Donazioni ai figli: come indicare la causale nel bonifico

Quando si effettua un bonifico al proprio figlio per aiutarlo in un acquisto importante, è fondamentale indicare correttamente la causale del pagamento. Questo non solo per chiarezza, ma anche per evitare problemi fiscali o legali. Una formula efficace e corretta potrebbe essere: “Contributo a mio figlio (nome e cognome) per l'acquisto di [descrizione del bene]”. Ad esempio: “Contributo a Luca Rossi per l'acquisto di un'auto usata”.

Questa specifica è utile soprattutto se l'importo è significativo.
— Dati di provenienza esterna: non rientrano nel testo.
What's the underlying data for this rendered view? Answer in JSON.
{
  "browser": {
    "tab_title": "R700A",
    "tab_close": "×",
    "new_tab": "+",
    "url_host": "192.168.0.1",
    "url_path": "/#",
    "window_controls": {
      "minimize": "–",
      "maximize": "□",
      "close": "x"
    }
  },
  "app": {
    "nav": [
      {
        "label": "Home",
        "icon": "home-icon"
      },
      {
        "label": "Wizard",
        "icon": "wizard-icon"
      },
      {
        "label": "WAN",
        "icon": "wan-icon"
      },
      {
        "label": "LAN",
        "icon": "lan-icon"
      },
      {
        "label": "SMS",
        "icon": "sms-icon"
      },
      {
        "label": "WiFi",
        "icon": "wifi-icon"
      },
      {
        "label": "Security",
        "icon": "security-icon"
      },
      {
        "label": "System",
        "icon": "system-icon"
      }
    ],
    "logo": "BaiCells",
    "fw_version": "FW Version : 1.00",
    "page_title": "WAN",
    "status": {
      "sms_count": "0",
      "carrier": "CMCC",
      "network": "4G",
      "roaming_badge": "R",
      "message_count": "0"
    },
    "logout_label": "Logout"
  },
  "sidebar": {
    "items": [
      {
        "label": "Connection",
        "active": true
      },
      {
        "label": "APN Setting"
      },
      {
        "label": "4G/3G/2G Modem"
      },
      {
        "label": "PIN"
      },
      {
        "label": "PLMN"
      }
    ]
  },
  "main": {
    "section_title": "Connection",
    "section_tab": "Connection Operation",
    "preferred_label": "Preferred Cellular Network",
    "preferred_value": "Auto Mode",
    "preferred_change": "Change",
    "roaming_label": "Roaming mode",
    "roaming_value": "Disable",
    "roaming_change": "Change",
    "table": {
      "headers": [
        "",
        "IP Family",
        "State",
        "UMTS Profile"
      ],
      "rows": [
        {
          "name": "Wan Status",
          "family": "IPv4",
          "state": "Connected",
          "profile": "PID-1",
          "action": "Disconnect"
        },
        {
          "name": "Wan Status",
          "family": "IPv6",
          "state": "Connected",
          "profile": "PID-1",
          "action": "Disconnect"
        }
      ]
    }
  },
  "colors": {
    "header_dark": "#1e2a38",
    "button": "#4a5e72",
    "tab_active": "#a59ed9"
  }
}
In Italia, infatti, le donazioni tra genitori e figli sono comuni, ma se il valore della somma supera una certa soglia – generalmente considerata non modica – potrebbe essere richiesta una forma più rigorosa di attestazione. In questi casi, per evitare sanzioni o dubbi da parte dell’Agenzia delle Entrate, è necessario ricorrere a un atto notarile assistito da due testimoni.

Senza questo passaggio, donazioni molto elevate potrebbero essere considerate irregolari, con conseguenti ripercussioni fiscali. Per somme più contenute – come il contributo per libri universitari, spese mediche o piccoli aiuti economici – invece, un bonifico con causale chiara è generalmente sufficiente.

In sintesi, non sottovalutare mai l’importanza della causale. È un dettaglio semplice, ma che può fare la differenza in caso di controlli. La trasparenza nelle transazioni familiari aiuta a mantenere ordine e legalità, senza rinunciare al sostegno ai propri cari.